KIA Cee'd: Standen contactslot - Rijden met uw auto - KIA Cee'd - InstructieboekjeKIA Cee'd: Standen contactslot

Verlicht contactslot

Standen contactslot

Ter verhoging van het comfort gaat, als het contact niet in stand ON staat, de contactslotverlichting branden als één van de voorportieren wordt geopend. De verlichting gaat direct uit als het contact in stand ON wordt gezet of 30 seconden nadat het portier is gesloten.

Standen contactslot

LOCK

Het stuurslot beschermt tegen diefstal.

De contactsleutel kan alleen uit het contact worden verwijderd als het contact in stand LOCK staat.

Om de contactsleutel in stand LOCK te zetten, moet deze in stand ACC worden ingedrukt en vervolgens naar de stand LOCK worden gedraaid.

ACC (Accessoires)

Het stuurwiel is van het stuurslot en de elektrische accessoires werken.

AANWIJZING Draai het stuurwiel iets naar links en naar rechts om het contact gemakkelijker in stand ACC te kunnen zetten als het verdraaien van de contactsleutel moeilijk gaat.

ON

Voordat de motor wordt gestart, gaan de waarschuwingslampjes ter controle branden. Het contactslot keert na het starten terug in deze stand.

Laat, om te voorkomen dat de accu ontladen raakt, het contact niet in stand ON staan als de motor niet draait.

START

Draai de contactsleutel in stand START om de motor te starten. De startmotor draait totdat u de sleutel loslaat. De sleutel keert vervolgens terug in stand ON. In deze stand gaat het waarschuwingslampje van het remsysteem ter controle branden.

WAARSCHUWING - Contactsleutel
  • Zet het contact nooit in stand LOCK of ACC terwijl de auto rijdt.

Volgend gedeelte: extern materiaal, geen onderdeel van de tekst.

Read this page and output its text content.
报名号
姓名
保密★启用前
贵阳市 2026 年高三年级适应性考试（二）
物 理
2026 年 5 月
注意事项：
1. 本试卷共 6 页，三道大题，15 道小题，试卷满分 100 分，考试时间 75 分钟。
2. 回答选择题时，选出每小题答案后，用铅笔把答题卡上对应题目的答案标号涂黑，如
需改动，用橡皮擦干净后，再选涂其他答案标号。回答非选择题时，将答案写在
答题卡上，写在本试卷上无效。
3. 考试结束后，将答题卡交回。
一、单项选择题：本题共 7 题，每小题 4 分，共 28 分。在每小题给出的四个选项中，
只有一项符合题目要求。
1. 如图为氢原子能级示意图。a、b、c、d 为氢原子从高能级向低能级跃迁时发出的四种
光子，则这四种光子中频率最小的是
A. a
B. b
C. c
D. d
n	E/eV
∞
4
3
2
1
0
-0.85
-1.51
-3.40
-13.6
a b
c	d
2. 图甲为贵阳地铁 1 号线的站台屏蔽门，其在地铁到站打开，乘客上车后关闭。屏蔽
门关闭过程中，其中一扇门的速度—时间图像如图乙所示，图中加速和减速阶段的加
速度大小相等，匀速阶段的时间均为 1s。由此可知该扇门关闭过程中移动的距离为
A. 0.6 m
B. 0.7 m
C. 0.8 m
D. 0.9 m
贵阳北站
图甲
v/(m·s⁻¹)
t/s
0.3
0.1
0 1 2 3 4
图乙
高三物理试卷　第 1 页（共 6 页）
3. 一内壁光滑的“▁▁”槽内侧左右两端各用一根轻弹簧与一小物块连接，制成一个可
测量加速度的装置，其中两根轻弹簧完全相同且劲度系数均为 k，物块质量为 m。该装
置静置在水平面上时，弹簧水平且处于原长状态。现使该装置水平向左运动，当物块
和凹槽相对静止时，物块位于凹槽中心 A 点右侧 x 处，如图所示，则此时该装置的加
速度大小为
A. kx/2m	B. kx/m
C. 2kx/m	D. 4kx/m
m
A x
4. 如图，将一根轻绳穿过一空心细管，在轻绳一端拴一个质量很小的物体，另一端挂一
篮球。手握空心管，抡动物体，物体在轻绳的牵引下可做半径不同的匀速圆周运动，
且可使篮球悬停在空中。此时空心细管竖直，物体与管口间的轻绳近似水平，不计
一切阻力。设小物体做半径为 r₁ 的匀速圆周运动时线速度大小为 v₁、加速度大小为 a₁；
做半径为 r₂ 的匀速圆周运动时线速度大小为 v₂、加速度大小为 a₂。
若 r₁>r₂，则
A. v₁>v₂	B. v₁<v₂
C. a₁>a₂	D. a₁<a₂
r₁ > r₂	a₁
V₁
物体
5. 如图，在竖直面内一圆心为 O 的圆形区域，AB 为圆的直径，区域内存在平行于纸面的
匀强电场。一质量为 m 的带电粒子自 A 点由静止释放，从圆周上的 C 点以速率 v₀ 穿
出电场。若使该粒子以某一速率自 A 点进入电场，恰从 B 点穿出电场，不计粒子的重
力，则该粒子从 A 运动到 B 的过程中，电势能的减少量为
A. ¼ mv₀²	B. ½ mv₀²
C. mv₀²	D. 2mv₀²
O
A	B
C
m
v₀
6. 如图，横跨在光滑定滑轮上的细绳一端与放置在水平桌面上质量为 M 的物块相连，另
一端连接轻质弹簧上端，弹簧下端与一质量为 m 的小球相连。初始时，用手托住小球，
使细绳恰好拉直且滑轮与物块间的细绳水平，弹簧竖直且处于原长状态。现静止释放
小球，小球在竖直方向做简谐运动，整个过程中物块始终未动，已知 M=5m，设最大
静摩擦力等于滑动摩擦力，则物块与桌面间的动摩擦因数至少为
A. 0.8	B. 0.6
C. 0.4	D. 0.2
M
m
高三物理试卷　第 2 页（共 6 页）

    Hierdoor kunt u de controle over de auto verliezen en neemt de remkracht af, wat tot een ongeval kan leiden.

  • Het stuurslot (indien van toepassing) dient niet ter vervanging van de parkeerrem.

    Controleer altijd of stand P (Park) is ingeschakeld bij een auto met een automatische transmissie, schakel de parkeerrem in en zet de motor uit voordat u de auto verlaat. Als deze voorzorgsmaatregelen niet worden opgevolgd, kan de auto onverwacht en plotseling in beweging komen.

  • Steek nooit tijdens het rijden uw hand door het stuurwiel om de contactsleutel of andere bedieningsorganen te bedienen.

    Hierdoor kunt u de controle over de auto verliezen, wat kan leiden tot een ongeval en ernstig letsel.

  • Plaats geen losse voorwerpen rondom de bestuurdersstoel.

    Deze kunnen tijdens het rijden gaan bewegen en de bestuurder hinderen, wat kan leiden tot een ongeval.

Starten van de motor

WAARSCHUWING Draag altijd geschikte schoenen tijdens het rijden. Ongeschikte schoenen (hoge hakken, skischoenen, enz.) kunnen het bedienen van het rempedaal, het gaspedaal en het koppelingspedaal (indien van toepassing) bemoeilijken.

AANWIJZING - Kickdown-mechanisme

Het kickdown-mechanisme in het gaspedaal voorkomt dat er onbedoeld met volgas wordt gereden door het gaspedaal extra weerstand te geven. Als het gaspedaal echter voor meer dan 80% wordt ingetrapt, wordt er mogelijk al met volgas gereden en zal het gemakkelijker zijn om het pedaal verder in te trappen. Dit duidt niet op een storing.

Starten van de benzinemotor

1.Controleer of de parkeerrem is geactiveerd.

2.Handgeschakelde transmissie - Trap het koppelingspedaal volledig in en zet de versnellingspook in de vrijstand.

Houd het koppelingspedaal en rempedaal ingetrapt en draai de contactsleutel naar de stand START.

Automatische transmissie/DCT* - Zet de selectiehendel in stand P (Park). Trap het rempedaal volledig in.

De motor kan ook worden gestart met de selectiehendel in stand N.

* DCT: Double clutch-transmissie

3.Draai de contactsleutel in stand START en houd de sleutel in deze stand totdat de motor aanslaat (maximaal 10 seconden). Laat de sleutel vervolgens los.

Hij dient gestart te worden zonder het gaspedaal in te trappen.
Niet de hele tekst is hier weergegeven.